See Libby-Owens-Ford Company v. Unemployment Compensation Board of Review, 42 Pa. Commonwealth Ct. 430, 400 A.2d 1353 (1979); United States Steel Corp. v. Unemployment Compensation Board of Review, 28 Pa. Commonwealth Ct. 445, 368 A.2d 1319 (1977).
[ 83 Pa. Commw. Page 501]
Applying this standard to the facts before us, we conclude claimant was "indefinitely separated from his employment" within the context of Section 404(d)(ii) of the Law. While there is no evidence showing any intent of the employer not to recall claimant, the other two criteria are clearly not met. Claimant's period of separation from work was not fixed as to length and claimant had no knowledge of when, or if, he was to return to work. As noted by the employer, the three-pronged test of Libby-Owen-Ford Co. and United States Steel Corp. is read in the conjunctive requiring all three elements to be met for a separation not to be considered an indefinite separation from employment. Here, two of the three prongs are definitely not met and claimant was clearly "indefinitely separated from his employment" within the meaning of 404(d)(ii) of the Law. The employer's argument that there was no "separation" as claimant continued as an employee is unpersuasive as claimant was clearly "unemployed" within the meaning of Section 4(u) of the Law, 43 P.S. § 753(u),*fn7 and claimant's call-board status only gave claimant a preference, according to seniority, to call work when and if it became available. The mere fact claimant was on a call list and available to employer for work does not change the essential facts that claimant was not working and had no idea when or if he would be called for
[ 83 Pa. Commw. Page 502]
work. We agree with the Board's conclusion that claimant was "indefinitely separated from his employment" within the meaning of Section 404(d)(ii) of the Law and entitled to full benefits for the compensable week ending January 9, 1982.

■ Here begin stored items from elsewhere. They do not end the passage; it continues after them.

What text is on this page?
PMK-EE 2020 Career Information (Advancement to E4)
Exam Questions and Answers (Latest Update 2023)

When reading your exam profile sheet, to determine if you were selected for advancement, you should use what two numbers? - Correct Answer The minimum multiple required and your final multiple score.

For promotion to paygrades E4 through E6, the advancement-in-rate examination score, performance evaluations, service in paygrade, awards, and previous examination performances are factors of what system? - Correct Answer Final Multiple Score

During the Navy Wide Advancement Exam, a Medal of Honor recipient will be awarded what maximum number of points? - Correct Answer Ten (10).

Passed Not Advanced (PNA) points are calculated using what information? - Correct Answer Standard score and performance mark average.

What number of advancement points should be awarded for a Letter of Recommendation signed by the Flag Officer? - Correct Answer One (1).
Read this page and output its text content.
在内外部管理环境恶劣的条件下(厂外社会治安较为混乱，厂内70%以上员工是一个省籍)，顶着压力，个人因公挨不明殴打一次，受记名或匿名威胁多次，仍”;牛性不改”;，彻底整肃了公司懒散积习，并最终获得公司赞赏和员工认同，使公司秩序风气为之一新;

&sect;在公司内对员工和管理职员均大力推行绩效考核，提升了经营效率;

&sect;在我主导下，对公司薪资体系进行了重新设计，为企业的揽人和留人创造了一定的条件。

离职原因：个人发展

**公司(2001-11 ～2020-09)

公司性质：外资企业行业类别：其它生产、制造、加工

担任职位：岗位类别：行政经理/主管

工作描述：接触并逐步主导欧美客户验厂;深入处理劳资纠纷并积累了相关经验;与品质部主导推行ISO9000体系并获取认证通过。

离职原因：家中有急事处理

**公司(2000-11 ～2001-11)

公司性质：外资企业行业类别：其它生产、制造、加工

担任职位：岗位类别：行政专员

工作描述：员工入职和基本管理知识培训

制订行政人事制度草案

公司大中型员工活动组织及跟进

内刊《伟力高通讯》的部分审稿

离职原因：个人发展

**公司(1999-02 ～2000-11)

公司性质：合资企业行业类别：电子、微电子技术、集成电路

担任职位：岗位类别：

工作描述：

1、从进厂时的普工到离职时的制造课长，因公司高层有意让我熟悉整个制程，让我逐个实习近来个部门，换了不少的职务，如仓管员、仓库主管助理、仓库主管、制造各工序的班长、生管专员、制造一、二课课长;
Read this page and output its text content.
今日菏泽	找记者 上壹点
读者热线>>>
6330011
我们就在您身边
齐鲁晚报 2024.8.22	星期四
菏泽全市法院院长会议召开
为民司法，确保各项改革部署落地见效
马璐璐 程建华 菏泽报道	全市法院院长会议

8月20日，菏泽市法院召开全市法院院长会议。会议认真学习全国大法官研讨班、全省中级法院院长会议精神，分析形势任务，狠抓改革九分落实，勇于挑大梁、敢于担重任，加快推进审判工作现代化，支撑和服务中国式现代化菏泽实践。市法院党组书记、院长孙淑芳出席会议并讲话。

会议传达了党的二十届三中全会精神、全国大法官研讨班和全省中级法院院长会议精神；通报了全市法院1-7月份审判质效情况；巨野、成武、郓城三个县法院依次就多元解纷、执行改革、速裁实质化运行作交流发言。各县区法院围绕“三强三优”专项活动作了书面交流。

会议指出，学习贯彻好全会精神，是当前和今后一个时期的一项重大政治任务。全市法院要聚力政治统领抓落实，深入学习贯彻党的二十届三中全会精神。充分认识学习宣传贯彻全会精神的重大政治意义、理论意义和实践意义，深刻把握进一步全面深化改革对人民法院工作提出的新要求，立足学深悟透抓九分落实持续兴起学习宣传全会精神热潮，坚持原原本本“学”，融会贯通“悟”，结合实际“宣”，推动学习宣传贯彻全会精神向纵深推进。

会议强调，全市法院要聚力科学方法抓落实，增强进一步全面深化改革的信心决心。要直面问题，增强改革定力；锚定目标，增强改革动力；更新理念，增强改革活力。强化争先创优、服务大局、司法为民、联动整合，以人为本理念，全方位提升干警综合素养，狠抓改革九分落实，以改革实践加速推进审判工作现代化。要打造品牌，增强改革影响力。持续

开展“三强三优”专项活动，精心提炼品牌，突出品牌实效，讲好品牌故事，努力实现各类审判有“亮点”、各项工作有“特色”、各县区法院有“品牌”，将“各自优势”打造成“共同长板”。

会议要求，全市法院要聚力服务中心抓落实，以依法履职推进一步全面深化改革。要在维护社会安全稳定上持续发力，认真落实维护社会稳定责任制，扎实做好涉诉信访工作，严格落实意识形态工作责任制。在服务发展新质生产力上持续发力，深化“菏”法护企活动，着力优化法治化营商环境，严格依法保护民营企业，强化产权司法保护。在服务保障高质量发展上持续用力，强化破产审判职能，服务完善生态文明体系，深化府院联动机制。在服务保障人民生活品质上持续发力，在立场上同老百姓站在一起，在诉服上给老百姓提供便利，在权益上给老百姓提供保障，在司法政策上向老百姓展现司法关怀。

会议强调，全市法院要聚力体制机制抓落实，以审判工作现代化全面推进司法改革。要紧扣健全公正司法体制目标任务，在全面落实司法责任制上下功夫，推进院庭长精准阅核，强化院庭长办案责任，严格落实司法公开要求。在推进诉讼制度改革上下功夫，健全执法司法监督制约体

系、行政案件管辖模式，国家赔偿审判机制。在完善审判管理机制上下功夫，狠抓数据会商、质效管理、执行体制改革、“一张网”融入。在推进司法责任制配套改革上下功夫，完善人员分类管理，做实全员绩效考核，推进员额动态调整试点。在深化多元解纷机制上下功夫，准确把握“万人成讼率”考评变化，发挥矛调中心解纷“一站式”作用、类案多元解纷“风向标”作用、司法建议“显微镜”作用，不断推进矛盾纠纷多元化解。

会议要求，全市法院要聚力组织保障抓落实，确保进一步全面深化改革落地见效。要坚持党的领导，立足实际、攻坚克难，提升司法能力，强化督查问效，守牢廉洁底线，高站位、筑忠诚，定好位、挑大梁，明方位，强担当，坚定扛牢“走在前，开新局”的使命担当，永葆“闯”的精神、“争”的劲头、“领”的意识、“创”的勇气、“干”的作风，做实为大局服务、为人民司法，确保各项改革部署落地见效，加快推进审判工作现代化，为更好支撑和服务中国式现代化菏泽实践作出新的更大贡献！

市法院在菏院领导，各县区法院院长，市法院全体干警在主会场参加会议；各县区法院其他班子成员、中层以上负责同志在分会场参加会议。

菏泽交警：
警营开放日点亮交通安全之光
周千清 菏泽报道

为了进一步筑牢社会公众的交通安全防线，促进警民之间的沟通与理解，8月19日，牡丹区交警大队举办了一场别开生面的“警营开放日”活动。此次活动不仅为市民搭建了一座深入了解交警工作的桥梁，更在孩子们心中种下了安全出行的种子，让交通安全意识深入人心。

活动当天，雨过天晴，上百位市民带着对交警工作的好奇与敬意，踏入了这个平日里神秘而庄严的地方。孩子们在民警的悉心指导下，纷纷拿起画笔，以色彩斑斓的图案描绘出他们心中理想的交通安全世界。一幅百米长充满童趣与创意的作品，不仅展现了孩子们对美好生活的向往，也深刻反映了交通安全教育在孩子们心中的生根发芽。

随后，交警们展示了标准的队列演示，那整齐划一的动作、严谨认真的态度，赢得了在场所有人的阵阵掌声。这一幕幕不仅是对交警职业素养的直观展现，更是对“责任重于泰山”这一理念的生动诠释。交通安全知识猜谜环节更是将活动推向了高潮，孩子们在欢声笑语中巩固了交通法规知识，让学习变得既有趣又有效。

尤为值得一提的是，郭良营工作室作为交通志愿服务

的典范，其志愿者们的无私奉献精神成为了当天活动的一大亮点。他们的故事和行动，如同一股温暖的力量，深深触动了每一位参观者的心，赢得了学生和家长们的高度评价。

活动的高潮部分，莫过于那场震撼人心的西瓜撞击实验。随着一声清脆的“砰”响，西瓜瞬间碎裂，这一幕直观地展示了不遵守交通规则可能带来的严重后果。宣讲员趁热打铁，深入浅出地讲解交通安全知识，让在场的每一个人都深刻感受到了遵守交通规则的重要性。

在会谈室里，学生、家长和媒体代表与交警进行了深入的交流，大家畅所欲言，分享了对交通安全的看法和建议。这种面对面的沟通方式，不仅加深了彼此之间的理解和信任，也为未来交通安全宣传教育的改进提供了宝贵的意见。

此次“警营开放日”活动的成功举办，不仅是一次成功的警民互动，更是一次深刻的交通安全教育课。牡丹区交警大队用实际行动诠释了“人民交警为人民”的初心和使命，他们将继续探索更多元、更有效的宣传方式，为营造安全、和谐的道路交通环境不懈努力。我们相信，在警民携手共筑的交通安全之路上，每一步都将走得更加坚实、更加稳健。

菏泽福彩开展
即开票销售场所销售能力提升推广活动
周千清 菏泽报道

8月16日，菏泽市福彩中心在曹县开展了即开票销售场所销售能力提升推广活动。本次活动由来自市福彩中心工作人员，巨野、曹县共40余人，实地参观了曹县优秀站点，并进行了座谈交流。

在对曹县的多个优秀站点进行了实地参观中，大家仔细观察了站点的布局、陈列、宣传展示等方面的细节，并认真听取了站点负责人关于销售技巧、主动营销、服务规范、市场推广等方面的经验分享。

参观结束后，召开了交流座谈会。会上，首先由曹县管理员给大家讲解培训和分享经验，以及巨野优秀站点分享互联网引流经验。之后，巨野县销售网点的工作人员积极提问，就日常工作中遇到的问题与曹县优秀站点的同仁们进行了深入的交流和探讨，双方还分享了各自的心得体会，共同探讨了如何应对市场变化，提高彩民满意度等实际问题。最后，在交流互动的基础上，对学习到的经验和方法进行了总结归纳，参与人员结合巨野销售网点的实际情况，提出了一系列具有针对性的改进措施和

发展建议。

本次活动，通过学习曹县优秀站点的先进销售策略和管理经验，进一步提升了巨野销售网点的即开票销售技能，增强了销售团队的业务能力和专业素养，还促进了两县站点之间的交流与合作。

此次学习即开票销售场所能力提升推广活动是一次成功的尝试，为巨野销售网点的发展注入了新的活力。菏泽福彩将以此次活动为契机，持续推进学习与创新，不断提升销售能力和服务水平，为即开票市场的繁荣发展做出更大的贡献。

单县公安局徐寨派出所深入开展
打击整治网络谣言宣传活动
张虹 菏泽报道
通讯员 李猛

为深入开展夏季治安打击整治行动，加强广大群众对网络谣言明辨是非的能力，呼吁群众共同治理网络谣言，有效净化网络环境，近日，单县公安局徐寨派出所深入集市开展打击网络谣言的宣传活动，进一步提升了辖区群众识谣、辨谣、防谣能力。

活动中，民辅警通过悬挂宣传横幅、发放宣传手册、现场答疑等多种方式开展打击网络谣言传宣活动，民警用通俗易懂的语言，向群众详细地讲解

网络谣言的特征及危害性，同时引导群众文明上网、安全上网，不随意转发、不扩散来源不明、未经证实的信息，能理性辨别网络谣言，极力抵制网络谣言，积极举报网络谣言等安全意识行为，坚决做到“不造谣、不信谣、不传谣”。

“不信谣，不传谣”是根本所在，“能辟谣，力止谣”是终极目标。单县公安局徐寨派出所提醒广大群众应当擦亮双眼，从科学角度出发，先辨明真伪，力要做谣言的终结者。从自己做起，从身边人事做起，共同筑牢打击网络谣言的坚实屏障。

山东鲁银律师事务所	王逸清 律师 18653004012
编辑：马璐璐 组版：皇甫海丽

Having found the Board's findings of fact supported by substantial evidence and no error of law committed by the Board, under our limited scope of review, see Section 704 of the Administrative Agency Law, 2 Pa. C.S. § 704, we must affirm the Board's order.
And Now, the 5th day of July, 1984, the order of the Unemployment Compensation Board of Review in the referenced matter, No. B-206410, dated June 3, 1982, granting total benefits to Richard W. Behrens is hereby affirmed.